The grassland has become quite old and matted so a change in grazing technique was required. As we have cattle of our own we have very kindly adopted, for a few weeks, some young heifers from the Kemerton pedigree Red Poll herd. Their job is to eat the standing grass, which as this time of year is like a hay crop, and tread in the inedible bits. All of these hooves will push the uneaten old and dead grass into the soil where the biology (bacteria and fungi) will start to break down the material and recycle the nutrients.
Over time this will improve the quality of the grassland enabling wider species to be introduced. The cattle are being fed hay, which we made back in July, from the species rich tower field with the hope that these ancient species will be moved across to improve the diversity of the sward in the neighbouring fields. The cattle will be socked quite tightly to make sure they eat the right amount of grass and moved on accordingly, always with a supply of hay nearby.
It's a great example of how farmers can work together to get the best results for all parties. These cattle are traditional breeds and will be very happy on the hill whatever the British climate will throw at them.

Sunday, 16 December 2018

Aphid Alert

Wheat Drilled into Oat Stubbles
I think this could have possibly been one of the best autumns for establishing winter crops I can remember for quite some time.

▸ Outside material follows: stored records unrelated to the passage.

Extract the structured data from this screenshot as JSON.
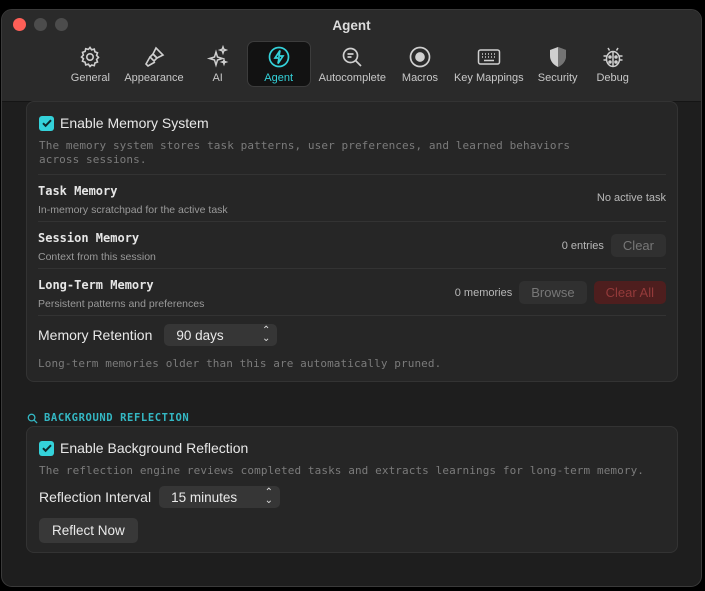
{
  "window": {
    "title": "Agent"
  },
  "toolbar": {
    "tabs": [
      {
        "label": "General",
        "icon": "gear-icon"
      },
      {
        "label": "Appearance",
        "icon": "paintbrush-icon"
      },
      {
        "label": "AI",
        "icon": "sparkles-icon"
      },
      {
        "label": "Agent",
        "icon": "bolt-icon",
        "active": true
      },
      {
        "label": "Autocomplete",
        "icon": "magnifier-icon"
      },
      {
        "label": "Macros",
        "icon": "record-icon"
      },
      {
        "label": "Key Mappings",
        "icon": "keyboard-icon"
      },
      {
        "label": "Security",
        "icon": "shield-icon"
      },
      {
        "label": "Debug",
        "icon": "ladybug-icon"
      }
    ]
  },
  "memory": {
    "enable_label": "Enable Memory System",
    "enabled": true,
    "description": "The memory system stores task patterns, user preferences, and learned behaviors across sessions.",
    "task": {
      "title": "Task Memory",
      "subtitle": "In-memory scratchpad for the active task",
      "status": "No active task"
    },
    "session": {
      "title": "Session Memory",
      "subtitle": "Context from this session",
      "count": "0 entries",
      "clear_label": "Clear"
    },
    "longterm": {
      "title": "Long-Term Memory",
      "subtitle": "Persistent patterns and preferences",
      "count": "0 memories",
      "browse_label": "Browse",
      "clear_all_label": "Clear All"
    },
    "retention": {
      "label": "Memory Retention",
      "value": "90 days",
      "note": "Long-term memories older than this are automatically pruned."
    }
  },
  "reflection": {
    "section_title": "BACKGROUND REFLECTION",
    "enable_label": "Enable Background Reflection",
    "enabled": true,
    "description": "The reflection engine reviews completed tasks and extracts learnings for long-term memory.",
    "interval": {
      "label": "Reflection Interval",
      "value": "15 minutes"
    },
    "reflect_now_label": "Reflect Now"
  },
  "colors": {
    "accent": "#34d2da",
    "danger_bg": "#4e1e1e",
    "danger_text": "#943a3a",
    "close": "#fe5f57"
  }
}
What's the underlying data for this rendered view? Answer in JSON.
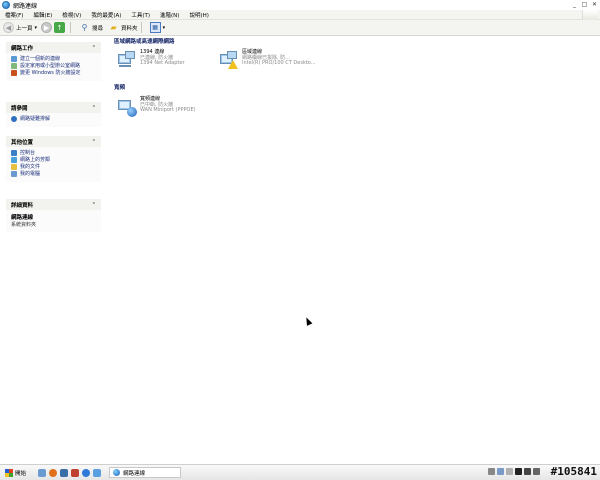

After the very dry summer months we started to get rain at just about the right time. This rain enabled weeds to germinate in the stubble's and cover crops before the main crops were planted. We had enough rain over the planting period to make sure that the seeds we planted germinated rapidly and emerged very quickly.
This year we have only used seed dressings with Zinc and Manganese on them to kick start the growth of the young plants, except on 1 block of barley we are growing for seed. Every year we have tested leaves for deficiency and these trace elements have always come up short.
One dilemma I have had is whether or not we should be spraying an autumn insecticide to control aphids. The aphids (Bird Cherry-Oat and Grain Aphids) could be carrying a virus called Barley Yellow Dwarf Virus which stunts the growth of plants and reduces yield. The only problem is you don't know if the aphids in our crops are carrying the virus and if the plants have been infected until the spring, when its too late to treat. The AHDB has developed a tool to assess when you should spray for aphids. This can play a crucial role when we are using Integrated Pest Management to responsibly use pesticides. This means that when we see a pest, we monitor its development and then spray with the correct product, with the correct amount of water and the correct dose rate to take the pest out. The tool can be found HERE 
As we are trying to reduce the levels of insecticide we apply on our fields I have decided not to spray half of the wheat area that was later planted but rely on our beneficial predators to help reduce the numbers of aphids. There are always lots of spiders webs across the fields and the aphids should provide a tasty snack! The Game and Wildlife Conservation Trust did some research which indicated that the effect on beneficial insects of that autumn spray was still apparent the following June.
Providing grassy margins around our field boundaries and beetle banks within larger fields also help create habitat for beneficial insects to live ready to strike at invading aphids. We will see in the spring whether or not this was a good decision! We need a good hard winter to help kill off as many aphids as possible.